Spreafico bene all'inizio, poi calata, Pasqualin in serata-no (0/7 al tiro), mi è piaciuta Bossi per l'atletismo, anche le manca qualcosa in fase di chiusura delle azioni, nel senso che semina bene ma poi magari si mangia il canestro. Cotta una vera mitraglietta, avendo pochi centimetri è brava a crearsi spazio con finte o movimenti senza palla. Pastorino è probabilmente quella con più potenzialità da scoprire: ha 17 anni ma il fisico pare ancora in fase di "sistemazione", cioè la ragazza trasmette una certa fatica e sofferenza nei movimenti con quelle gambe da trampoliera. Poi, leggera com'è, se le danno una "ruzzata" la fanno sbagliare. Però la presenza in area c'è già decisamente. Velo pietoso sulla crisi di nervi.

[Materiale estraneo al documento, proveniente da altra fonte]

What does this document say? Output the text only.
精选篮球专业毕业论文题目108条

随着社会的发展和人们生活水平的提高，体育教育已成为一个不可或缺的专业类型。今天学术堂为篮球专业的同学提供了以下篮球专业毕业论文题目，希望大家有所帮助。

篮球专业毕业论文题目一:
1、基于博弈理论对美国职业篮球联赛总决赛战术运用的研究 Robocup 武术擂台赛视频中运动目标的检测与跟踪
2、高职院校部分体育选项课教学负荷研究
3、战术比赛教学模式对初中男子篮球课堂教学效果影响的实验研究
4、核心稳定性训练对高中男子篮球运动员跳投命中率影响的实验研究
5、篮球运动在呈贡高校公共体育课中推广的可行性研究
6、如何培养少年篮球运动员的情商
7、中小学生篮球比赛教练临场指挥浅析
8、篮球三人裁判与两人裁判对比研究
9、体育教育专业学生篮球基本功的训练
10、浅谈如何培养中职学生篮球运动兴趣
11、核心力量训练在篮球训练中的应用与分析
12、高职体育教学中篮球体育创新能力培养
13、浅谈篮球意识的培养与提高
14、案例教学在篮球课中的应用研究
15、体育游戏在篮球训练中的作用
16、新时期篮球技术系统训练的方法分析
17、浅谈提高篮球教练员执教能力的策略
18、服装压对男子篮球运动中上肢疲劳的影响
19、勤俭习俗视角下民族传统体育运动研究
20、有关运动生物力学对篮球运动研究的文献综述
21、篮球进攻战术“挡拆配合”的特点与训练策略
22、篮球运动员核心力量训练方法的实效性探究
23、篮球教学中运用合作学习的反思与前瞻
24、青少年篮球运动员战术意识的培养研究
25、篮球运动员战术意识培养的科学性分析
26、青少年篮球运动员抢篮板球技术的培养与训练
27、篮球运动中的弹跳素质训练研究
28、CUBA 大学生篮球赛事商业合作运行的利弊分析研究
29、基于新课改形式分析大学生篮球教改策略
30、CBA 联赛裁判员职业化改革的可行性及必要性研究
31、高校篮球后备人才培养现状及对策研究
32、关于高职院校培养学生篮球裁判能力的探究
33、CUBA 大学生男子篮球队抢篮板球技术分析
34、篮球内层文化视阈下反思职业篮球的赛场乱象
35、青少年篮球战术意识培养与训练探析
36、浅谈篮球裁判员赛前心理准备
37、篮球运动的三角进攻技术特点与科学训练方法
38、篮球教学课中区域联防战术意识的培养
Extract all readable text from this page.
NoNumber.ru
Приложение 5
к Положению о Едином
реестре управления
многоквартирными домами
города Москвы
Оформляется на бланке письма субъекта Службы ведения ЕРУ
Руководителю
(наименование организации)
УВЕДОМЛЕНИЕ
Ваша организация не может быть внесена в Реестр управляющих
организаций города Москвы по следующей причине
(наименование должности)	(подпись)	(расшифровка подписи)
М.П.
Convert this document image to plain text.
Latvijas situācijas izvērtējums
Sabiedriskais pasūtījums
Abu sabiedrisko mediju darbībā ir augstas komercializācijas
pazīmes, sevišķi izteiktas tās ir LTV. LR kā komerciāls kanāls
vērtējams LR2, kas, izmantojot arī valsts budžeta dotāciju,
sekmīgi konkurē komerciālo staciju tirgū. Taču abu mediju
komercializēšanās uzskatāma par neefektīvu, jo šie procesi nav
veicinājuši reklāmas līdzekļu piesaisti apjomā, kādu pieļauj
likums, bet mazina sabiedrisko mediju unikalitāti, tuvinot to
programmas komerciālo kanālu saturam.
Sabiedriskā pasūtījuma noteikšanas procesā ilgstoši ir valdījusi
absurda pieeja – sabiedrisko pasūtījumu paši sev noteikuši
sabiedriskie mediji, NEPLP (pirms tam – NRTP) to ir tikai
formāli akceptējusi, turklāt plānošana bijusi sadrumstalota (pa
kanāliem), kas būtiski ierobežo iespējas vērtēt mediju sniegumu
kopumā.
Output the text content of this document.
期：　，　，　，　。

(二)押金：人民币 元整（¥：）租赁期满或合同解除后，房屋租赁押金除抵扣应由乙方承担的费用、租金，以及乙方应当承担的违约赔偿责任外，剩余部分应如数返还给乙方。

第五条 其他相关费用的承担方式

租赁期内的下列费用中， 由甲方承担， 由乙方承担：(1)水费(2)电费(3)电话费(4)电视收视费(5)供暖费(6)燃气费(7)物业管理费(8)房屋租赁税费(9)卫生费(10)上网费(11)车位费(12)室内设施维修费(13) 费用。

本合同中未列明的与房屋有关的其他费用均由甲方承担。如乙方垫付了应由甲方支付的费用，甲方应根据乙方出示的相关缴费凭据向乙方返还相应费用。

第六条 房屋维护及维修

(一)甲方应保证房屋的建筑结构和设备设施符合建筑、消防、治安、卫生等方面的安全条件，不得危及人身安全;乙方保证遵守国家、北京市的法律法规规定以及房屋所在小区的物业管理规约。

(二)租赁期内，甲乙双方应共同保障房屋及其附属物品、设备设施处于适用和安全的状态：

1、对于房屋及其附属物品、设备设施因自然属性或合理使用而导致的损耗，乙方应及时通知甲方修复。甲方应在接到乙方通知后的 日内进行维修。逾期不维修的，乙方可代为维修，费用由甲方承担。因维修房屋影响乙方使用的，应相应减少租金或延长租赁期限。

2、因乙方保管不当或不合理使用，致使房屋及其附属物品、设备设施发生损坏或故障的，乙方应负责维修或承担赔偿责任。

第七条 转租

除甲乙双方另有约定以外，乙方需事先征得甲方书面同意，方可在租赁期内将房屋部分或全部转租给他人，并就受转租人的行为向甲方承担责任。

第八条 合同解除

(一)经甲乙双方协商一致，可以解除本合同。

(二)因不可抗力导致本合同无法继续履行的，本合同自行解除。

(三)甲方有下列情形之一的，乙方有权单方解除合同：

Le cifre finali di Crippa e Bestagno: la prima ne ha messi 29 con 9/18 da 2, 0/3 da 3 e 11/14 ai liberi (rimbalzi e recuperi non so, però tanti), la seconda 23 con 5/8 da 2, 4/12 da 3 e 1/1 ai liberi. Altro dato statistico decisamente rilevante: tolta Crippa, il resto del Geas ha prodotto solo 25 punti con 10/38 dal campo e un tragico 3/15 dalla lunetta.